L’abattement forfaitaire est une déduction fiscale que le micro-entrepreneur va pouvoir utiliser lors de sa déclaration de revenus. En micro-BNC, vous déclarez vos recettes brutes hors taxes. L'administration fiscale applique automatiquement un abattement de 34 % sur ce montant. Cet abattement est censé couvrir l'ensemble de vos frais professionnels : vous ne pouvez déduire aucune charge en plus. Pour en savoir plus sur les abattements applicables aux auto-entrepreneurs, vous pouvez consulter notre article dédié à l'abattement auto-entrepreneur.

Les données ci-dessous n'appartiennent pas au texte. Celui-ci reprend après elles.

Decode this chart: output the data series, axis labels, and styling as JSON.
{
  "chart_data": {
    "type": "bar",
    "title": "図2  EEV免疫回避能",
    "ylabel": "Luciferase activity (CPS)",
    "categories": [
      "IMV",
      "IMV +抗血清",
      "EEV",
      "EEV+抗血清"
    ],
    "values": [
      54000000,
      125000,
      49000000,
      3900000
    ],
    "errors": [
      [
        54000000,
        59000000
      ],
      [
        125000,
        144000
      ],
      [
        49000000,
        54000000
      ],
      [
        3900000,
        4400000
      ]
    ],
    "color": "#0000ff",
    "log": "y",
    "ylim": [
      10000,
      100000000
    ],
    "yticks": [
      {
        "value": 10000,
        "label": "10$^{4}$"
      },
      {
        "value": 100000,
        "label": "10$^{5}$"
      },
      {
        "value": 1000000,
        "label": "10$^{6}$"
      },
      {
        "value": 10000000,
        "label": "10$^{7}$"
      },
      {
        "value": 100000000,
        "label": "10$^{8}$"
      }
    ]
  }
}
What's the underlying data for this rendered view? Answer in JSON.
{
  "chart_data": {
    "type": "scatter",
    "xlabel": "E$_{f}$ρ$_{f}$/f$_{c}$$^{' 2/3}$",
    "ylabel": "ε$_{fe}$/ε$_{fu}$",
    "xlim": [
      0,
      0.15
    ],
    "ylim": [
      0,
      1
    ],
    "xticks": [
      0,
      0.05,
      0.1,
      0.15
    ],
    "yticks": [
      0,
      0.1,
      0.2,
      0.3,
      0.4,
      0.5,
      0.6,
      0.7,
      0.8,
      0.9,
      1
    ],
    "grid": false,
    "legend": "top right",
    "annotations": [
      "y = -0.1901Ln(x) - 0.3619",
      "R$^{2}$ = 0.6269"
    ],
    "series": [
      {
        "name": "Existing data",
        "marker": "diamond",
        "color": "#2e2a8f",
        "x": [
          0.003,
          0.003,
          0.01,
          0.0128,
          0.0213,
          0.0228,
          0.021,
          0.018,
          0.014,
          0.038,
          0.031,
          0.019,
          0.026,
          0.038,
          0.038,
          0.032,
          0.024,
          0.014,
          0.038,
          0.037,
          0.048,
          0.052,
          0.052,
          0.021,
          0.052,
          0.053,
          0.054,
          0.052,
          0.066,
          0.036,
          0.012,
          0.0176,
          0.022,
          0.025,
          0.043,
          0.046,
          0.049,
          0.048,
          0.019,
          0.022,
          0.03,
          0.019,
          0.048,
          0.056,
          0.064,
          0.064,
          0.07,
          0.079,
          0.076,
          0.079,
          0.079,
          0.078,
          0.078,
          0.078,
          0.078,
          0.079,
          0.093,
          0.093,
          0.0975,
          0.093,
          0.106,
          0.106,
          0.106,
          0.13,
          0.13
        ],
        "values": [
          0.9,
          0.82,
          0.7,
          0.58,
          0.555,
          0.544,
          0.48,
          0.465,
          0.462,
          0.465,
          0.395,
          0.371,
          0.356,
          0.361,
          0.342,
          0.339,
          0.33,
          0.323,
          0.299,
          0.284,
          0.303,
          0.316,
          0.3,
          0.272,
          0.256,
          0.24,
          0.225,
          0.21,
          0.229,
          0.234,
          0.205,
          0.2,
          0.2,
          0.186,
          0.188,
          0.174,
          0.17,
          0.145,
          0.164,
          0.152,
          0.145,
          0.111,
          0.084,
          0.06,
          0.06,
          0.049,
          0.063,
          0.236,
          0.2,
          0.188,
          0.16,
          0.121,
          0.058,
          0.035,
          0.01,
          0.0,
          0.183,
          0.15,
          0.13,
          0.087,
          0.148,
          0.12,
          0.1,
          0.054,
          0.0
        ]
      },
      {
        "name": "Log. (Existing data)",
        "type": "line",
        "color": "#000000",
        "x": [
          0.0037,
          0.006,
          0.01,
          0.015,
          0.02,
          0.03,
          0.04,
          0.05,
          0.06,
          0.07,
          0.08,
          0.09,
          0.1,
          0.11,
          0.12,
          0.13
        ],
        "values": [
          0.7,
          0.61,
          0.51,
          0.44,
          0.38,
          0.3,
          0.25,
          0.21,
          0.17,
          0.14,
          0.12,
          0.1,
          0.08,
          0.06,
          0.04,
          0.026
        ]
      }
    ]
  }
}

Le taux de l'abattement forfaitaire pour les Micro-BNC est fixé à 34% du chiffre d'affaires brut annuel. Ce taux est appliqué automatiquement lors du calcul du revenu imposable. Cela signifie que les libéraux ne sont imposés que sur 66% de leur chiffre d'affaires annuel. L'abattement pour les Micro-BNC est une réduction forfaitaire appliquée sur le chiffre d'affaires des indépendants relevant du régime Micro-BNC. Cet abattement vise à simplifier la gestion comptable et fiscale des professions libérales en tenant compte de manière globale des charges professionnelles.
Plancher et montant minimum
Un plancher d'abattement de 305 € s'applique. Même si 34 % de vos recettes donne un montant inférieur à 305 €, l'abattement sera au minimum de 305 €. Concrètement, ce plancher ne concerne que les micro-BNC avec moins de 897 € de recettes annuelles.
Comment est calculé le revenu imposable ?
Votre bénéfice imposable se calcule ainsi : Bénéfice imposable = recettes brutes HT × 66 %. Le bénéfice imposable (après abattement de 34 %) est intégré aux autres revenus de votre foyer fiscal. Il est soumis au barème progressif de l'impôt sur le revenu (IR), avec ses tranches d'imposition à 0 %, 11 %, 30 %, 41 % et 45 %.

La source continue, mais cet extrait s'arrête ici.